Even though Moon came to be closely associated with Premier drums for the lion’s share of his career, he actually used a mix of drums during his early years with the Who, including Premier, Ludwig, and Fibes. However, two years after joining the Who in 1964 Moon began feeling the limitations of a small set. According to former Cream drummer, Ginger Baker, it was he who first gave Moon the idea of using two bass drums. Moon obviously liked the idea, and immediately commissioned Premier to assemble a double-bass set.
Moon’s 1965 Set
Drums: Ludwig Super Classic
1. 22" Bass Drum
2. 16" Floor Tom
3. 13" Mounted Tom
4. 14" Metal Snare Drum
A. 20" Ride
B. 18" Crash
C. 14" Hi-Hats
This signaled the beginning of Moon’s long affiliation with Premier drums, and his obsession with unusually large sets. He now wanted to use any available means to bring his talents into the spotlight. In an early interview Moon said, “The drummer was always at the back and very rarely noticed. He was the least photographed, the least interviewed. When I started twirling my sticks around and standing up and those kinds of things, nobody else did that kind of thing in rock.”
The impact of Moon’s double-bass kit was immediate.

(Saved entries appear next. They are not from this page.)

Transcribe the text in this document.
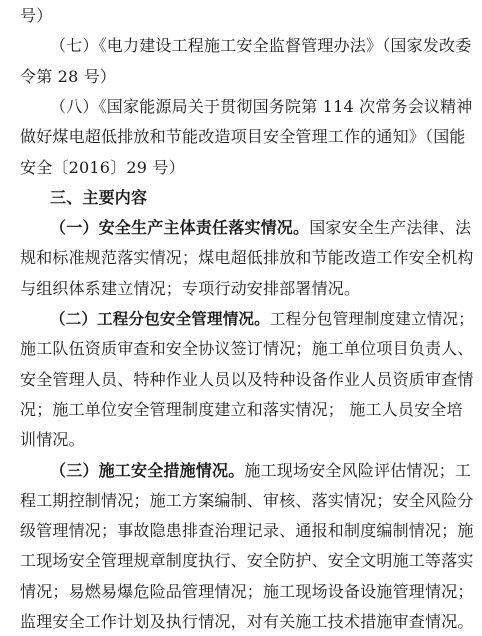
号）
（七）《电力建设工程施工安全监督管理办法》（国家发改委
令第 28 号）
（八）《国家能源局关于贯彻国务院第 114 次常务会议精神
做好煤电超低排放和节能改造项目安全管理工作的通知》（国能
安全〔2016〕29 号）
三、主要内容
（一）安全生产主体责任落实情况。国家安全生产法律、法
规和标准规范落实情况；煤电超低排放和节能改造工作安全机构
与组织体系建立情况；专项行动安排部署情况。
（二）工程分包安全管理情况。工程分包管理制度建立情况；
施工队伍资质审查和安全协议签订情况；施工单位项目负责人、
安全管理人员、特种作业人员以及特种设备作业人员资质审查情
况；施工单位安全管理制度建立和落实情况； 施工人员安全培
训情况。
（三）施工安全措施情况。施工现场安全风险评估情况；工
程工期控制情况；施工方案编制、审核、落实情况；安全风险分
级管理情况；事故隐患排查治理记录、通报和制度编制情况；施
工现场安全管理规章制度执行、安全防护、安全文明施工等落实
情况；易燃易爆危险品管理情况；施工现场设备设施管理情况；
监理安全工作计划及执行情况，对有关施工技术措施审查情况。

Al Kooper, former keyboardist for the Blues Project and Blood, Sweat, and Tears, remembered his first sight of Moon’s drums when he appeared on the bill with the Who at a Murray The K show in New York City. “Keith Moon flailed away on those clear plastic drums and it seemed like he had 20 of them. It was the first time any of us had seen the typical English drum kit. There are usually six to eight tom-toms of various sizes, as compared to two or three in most American drum sets. And huge bass drums, one of which said ’The’ and the other, of course, ’WHO.’”
Moon’s exhibitionism only increased as word spread of the Who’s outrageous equipment and its subsequent ritualistic destruction. Keith once said, “When Pete smashed his guitar, it was because he was pissed off. When I smashed my drums, it was because I was pissed off. We were frustrated.”

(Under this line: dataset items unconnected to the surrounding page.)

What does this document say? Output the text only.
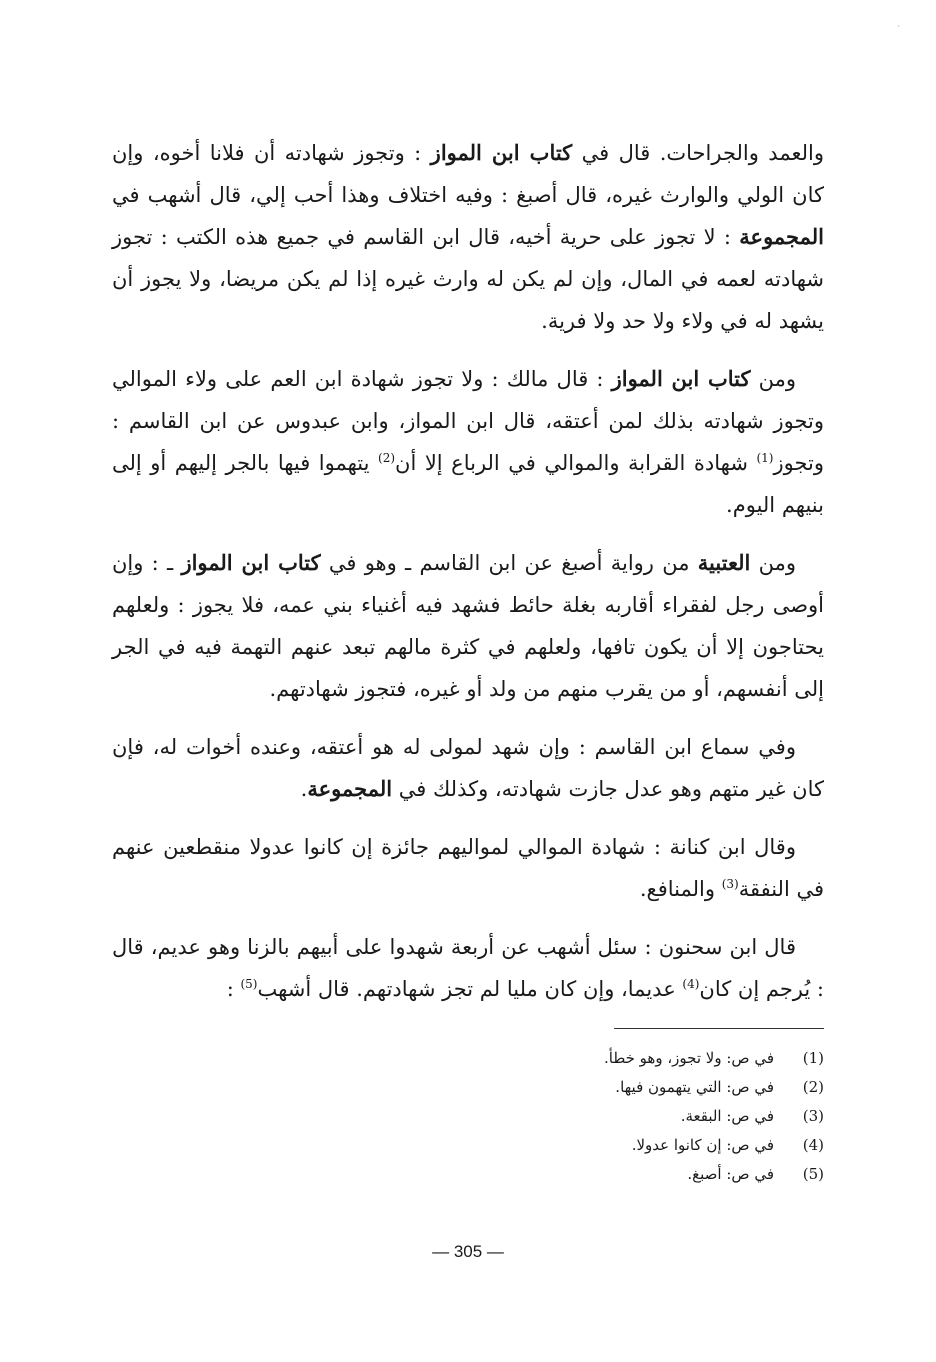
·

والعمد والجراحات. قال في كتاب ابن المواز : وتجوز شهادته أن فلانا أخوه، وإن كان الولي والوارث غيره، قال أصبغ : وفيه اختلاف وهذا أحب إلي، قال أشهب في المجموعة : لا تجوز على حرية أخيه، قال ابن القاسم في جميع هذه الكتب : تجوز شهادته لعمه في المال، وإن لم يكن له وارث غيره إذا لم يكن مريضا، ولا يجوز أن يشهد له في ولاء ولا حد ولا فرية.

ومن كتاب ابن المواز : قال مالك : ولا تجوز شهادة ابن العم على ولاء الموالي وتجوز شهادته بذلك لمن أعتقه، قال ابن المواز، وابن عبدوس عن ابن القاسم : وتجوز$^{(1)}$ شهادة القرابة والموالي في الرباع إلا أن$^{(2)}$ يتهموا فيها بالجر إليهم أو إلى بنيهم اليوم.

ومن العتبية من رواية أصبغ عن ابن القاسم ـ وهو في كتاب ابن المواز ـ : وإن أوصى رجل لفقراء أقاربه بغلة حائط فشهد فيه أغنياء بني عمه، فلا يجوز : ولعلهم يحتاجون إلا أن يكون تافها، ولعلهم في كثرة مالهم تبعد عنهم التهمة فيه في الجر إلى أنفسهم، أو من يقرب منهم من ولد أو غيره، فتجوز شهادتهم.

وفي سماع ابن القاسم : وإن شهد لمولى له هو أعتقه، وعنده أخوات له، فإن كان غير متهم وهو عدل جازت شهادته، وكذلك في المجموعة.

وقال ابن كنانة : شهادة الموالي لمواليهم جائزة إن كانوا عدولا منقطعين عنهم في النفقة$^{(3)}$ والمنافع.

قال ابن سحنون : سئل أشهب عن أربعة شهدوا على أبيهم بالزنا وهو عديم، قال : يُرجم إن كان$^{(4)}$ عديما، وإن كان مليا لم تجز شهادتهم. قال أشهب$^{(5)}$ :

(1)
في ص: ولا تجوز، وهو خطأ.
(2)
في ص: التي يتهمون فيها.
(3)
في ص: البقعة.
(4)
في ص: إن كانوا عدولا.
(5)
في ص: أصبغ.
— 305 —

Despite Moon’s justification, however, much of his drum destruction was an obvious result of mischievousness rather than pure frustration. For example, he exhibited nothing short of premeditated anarchy on the Smothers Brothers television shown of the late ’60s when he secretly attached a number of exploding charges to his drum shells. At a given moment during the Who’s set, Keith signaled a co-conspirator who detonated the caps. A million things then seemed to happen at once: Television viewers’ screens momentarily flashed bright white, Moon flew backward, falling behind the drum stand, the drums lifted themselves off the stage and disintegrated into tiny fragments, while everyone – including the other members of the Who – clutched their ears in unbridled horror. As the smoke cleared, a dazed Keith Moon could be seen grimacing with pain, a result of the shrapnel that had pierced his arms and legs. All throughout America teenage drummers were thrilled!